どの美術ブロガーも今回はアートを忘れて、
この男の人格批評に打ち込んでますね。
実はわたしも・・・TBします。
返信する
Unknown (oki)
2008-02-13 12:20:55
今年は源氏物語千年なのに、伊勢物語とは出光もひねくれてますね。
源氏の展覧会はこの夏に横浜美術館であるようです。

http://www.nhk-p.co.jp/tenran/

僕はこの展覧会はパスして出光は次の西行に行く予定。
返信する
とら さま (あべまつ)
2008-02-13 14:10:59
こんにちは。
伊勢物語の不思議な力にちょっと
はまっています。
とらんの楽しい記事拝読しました。
男はいつもお馬鹿さん♪
ついでに女もお馬鹿さん。
いい組み合わせですよね。
私もとらさんの記事、引っぱってきます~
返信する
oki さま (あべまつ)
2008-02-13 14:15:05
今年は源氏の千年記念なのですね。
あの長い物語をものにする目標を学生時代に持ちつつ、未だに虫食い状態。
西行、私も行きます。
今一番熱い男、と思っている西行です。
対極の男語りの伊勢を持ってきた出光、
私はいい企画と思ったのですよ~
夏の横浜、良さそうですね★
返信する
伊勢は (Tak)
2008-02-13 22:08:50
源氏物語中にも登場します。

系列的にみると伊勢物語あってこそ
源氏物語という大作が生まれたことになります。

同じ歌物語の大和物語よりも
さっぱりすっきりしていて
何より「歌」が生き生きしている
伊勢物語は古典ナンバー1の名作です。
返信する
Unknown (すぴか)
2008-02-14 10:09:49
あべまつさんのすてきな伊勢物語拝聴しました、
という感じです。

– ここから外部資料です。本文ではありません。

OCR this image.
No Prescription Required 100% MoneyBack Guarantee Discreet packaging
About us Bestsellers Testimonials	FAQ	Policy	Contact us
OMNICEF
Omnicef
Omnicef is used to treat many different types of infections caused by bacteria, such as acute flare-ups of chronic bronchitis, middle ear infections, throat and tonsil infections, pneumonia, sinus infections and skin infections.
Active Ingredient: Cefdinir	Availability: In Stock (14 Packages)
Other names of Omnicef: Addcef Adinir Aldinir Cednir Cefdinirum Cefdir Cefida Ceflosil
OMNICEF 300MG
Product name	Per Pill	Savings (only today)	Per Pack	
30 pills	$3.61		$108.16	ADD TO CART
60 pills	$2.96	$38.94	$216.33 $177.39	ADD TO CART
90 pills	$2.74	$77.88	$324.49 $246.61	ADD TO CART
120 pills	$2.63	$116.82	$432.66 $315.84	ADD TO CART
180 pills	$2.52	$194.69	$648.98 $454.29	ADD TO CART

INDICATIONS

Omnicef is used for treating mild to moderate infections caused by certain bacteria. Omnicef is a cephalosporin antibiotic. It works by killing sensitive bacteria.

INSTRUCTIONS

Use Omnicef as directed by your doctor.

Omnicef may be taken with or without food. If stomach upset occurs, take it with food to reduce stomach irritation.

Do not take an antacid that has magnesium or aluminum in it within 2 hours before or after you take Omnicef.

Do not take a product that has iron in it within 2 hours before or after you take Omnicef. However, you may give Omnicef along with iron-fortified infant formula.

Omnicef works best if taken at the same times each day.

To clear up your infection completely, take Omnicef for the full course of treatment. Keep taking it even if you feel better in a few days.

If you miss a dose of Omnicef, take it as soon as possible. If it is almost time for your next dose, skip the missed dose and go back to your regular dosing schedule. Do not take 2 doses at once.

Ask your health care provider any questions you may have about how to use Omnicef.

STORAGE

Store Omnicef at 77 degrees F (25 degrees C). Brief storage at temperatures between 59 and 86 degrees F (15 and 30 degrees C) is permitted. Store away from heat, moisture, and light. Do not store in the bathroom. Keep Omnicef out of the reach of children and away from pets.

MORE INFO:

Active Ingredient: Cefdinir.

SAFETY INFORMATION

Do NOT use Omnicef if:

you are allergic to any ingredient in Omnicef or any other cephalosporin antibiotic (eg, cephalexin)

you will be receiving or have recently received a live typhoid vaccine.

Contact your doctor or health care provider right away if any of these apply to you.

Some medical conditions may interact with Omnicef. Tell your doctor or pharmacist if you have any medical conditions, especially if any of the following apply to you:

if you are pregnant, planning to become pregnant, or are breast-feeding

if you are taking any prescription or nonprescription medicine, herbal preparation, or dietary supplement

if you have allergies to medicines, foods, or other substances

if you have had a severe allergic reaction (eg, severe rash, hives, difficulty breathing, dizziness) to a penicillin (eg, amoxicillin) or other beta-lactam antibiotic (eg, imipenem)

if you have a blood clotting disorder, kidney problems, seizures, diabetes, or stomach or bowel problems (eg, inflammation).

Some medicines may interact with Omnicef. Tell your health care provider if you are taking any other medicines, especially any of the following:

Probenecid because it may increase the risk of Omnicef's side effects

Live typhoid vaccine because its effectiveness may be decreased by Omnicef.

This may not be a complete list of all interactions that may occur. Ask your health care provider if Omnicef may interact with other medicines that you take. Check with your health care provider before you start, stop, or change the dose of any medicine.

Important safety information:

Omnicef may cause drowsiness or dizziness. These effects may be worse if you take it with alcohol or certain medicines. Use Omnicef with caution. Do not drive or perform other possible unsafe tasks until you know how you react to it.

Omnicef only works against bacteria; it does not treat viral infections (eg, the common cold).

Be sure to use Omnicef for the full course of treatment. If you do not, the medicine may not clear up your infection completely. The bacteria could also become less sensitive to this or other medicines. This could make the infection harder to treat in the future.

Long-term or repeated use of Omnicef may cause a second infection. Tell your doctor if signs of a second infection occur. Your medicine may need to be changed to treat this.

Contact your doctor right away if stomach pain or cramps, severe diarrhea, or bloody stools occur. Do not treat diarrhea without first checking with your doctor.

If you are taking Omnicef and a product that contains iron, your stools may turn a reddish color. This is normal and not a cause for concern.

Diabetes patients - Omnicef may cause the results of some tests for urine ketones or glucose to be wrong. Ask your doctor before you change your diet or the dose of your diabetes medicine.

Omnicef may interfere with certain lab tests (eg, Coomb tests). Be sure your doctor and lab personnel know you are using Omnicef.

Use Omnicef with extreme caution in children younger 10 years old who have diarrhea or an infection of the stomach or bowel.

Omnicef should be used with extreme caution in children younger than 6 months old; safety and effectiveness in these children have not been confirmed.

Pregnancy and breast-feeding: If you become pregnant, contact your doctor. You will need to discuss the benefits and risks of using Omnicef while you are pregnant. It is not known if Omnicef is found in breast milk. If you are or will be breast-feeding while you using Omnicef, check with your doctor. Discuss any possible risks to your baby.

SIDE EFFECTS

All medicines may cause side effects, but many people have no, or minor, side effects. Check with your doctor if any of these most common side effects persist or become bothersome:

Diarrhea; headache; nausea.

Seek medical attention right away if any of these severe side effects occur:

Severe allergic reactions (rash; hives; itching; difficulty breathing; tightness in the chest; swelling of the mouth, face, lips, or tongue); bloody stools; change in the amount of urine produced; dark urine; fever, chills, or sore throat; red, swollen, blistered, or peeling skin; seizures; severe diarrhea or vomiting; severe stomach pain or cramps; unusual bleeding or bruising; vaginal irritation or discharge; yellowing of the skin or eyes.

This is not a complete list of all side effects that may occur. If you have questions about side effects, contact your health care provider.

昨日源氏物語の時代を書いた
山本淳子さんのわくわくインタヴューをきいて
なるほどなあと思ったところなので、やっぱり
古典に強いですね。私も見てきましたが、何を
見てるのだか、さっぱりです。あの雰囲気には
すごいものを感じましたが、絵をみるのに
精一杯でした。家につんである伊勢物語を
付け焼刃でみています。
返信する
Tak さま (あべまつ)
2008-02-14 22:20:29
こんばんは。
>系列的にみると伊勢物語あってこそ
 源氏物語という大作が生まれたことになります。

Takさんの仰るとおり、伊勢は源氏の底流となっていると今頃納得がいっているところです。
雅な方々は、みんな当然知っている歌物語から、
色々と盛り上がり、
方々、様々広がっていったのでしょうね~
歌、恐ろしいほどの深さです。
屏風絵になったものはやはり、極上の美しい場面だったことがよくわかりました。
返信する
すぴか さま (あべまつ)
2008-02-14 22:42:50
こんばんは。
拙い記事を読んでくださり、嬉しく思います。
この展覧会のお陰で、伊勢物語を引っ張り出して、
ざっと追っかけてみたところです。
学生時代の思い込みなどが吹っ切れて、
今の方がずっと場面に引き込まれるのは
なぜでしょう。
恋の話はいつの世もあれやこれやと悩ましいものですが、そこに歌がある、そのことがずっと素敵に感じました。
伊勢物語、老いてからの道のりもいい味出ています。
古典の楽しさをようやく気が付いたところです。
源氏、お勉強されているんですね。
今年はことに源氏物語千年ですから、
心落ち着かせて、じっくり取り組めたらと願っているところです。